Initializes a Google Generative AI chat model for generating responses.

### **17. Building RAG Chain**

In [24]:
from langchain_core.runnables import RunnablePassthrough

def format_docs(docs):
    return "\n\n".join(doc.page_content for doc in docs)


rag_chain = (
    {"context": retriever | format_docs, "question": RunnablePassthrough()}
    | chat_template
    | llm
    | output_parser
)

Builds a Retrieval Augmented Generation (RAG) chain for question answering.

### **18. Fetching Google API Key**

In [25]:
from google.colab import userdata

# Store the key in the variable 'GEMINI_API_KEY'
GOOGLE_API_KEY: str = userdata.get('GOOGLE_API_KEY')

# Check if key was sucessfully fetched
if GOOGLE_API_KEY:
  print(" API key fetched sucessfully ")
else:
  print("API key not found.
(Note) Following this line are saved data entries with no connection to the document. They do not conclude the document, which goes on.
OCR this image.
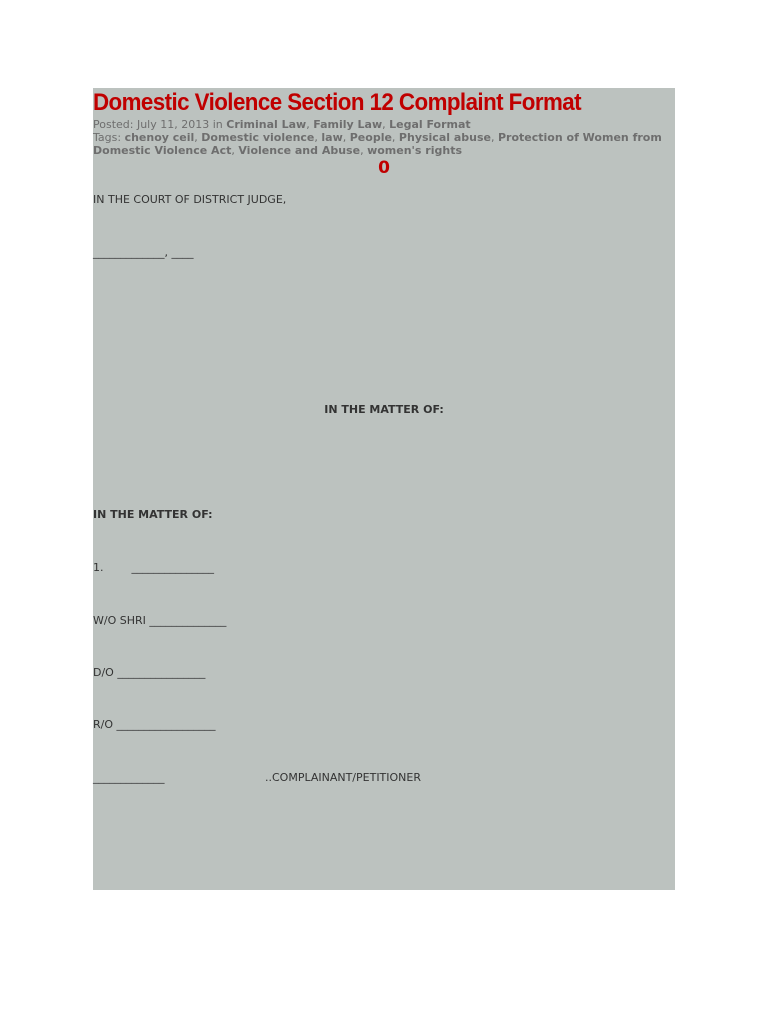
Domestic Violence Section 12 Complaint Format
Posted: July 11, 2013 in Criminal Law, Family Law, Legal Format
Tags: chenoy ceil, Domestic violence, law, People, Physical abuse, Protection of Women from Domestic Violence Act, Violence and Abuse, women's rights
0
IN THE COURT OF DISTRICT JUDGE,
_____________, ____
IN THE MATTER OF:
IN THE MATTER OF:
1.        _______________
W/O SHRI ______________
D/O ________________
R/O __________________
_____________	..COMPLAINANT/PETITIONER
Please set the 'GEMINI_API_KEY.")

 API key fetched sucessfully 


Retrieves the Google API key from user data.

### **19. Running the RAG Chain**

In [29]:

response = rag_chain.invoke("""Please summarize the 'Smart Shopping Assistant' dataset by providing the following details:
                                The total number of products categorized as 'in stock' and 'out of stock.'
                                Identify the product priced at $2190, and specify whether it is available or not.
                                """)

response

'Total Products In Stock: 659\nTotal Products Out of Stock: 741\nProduct priced at $2190: Product 214, Availability: Out of Stock\n'

Executes the RAG chain with a specific query and prints the response.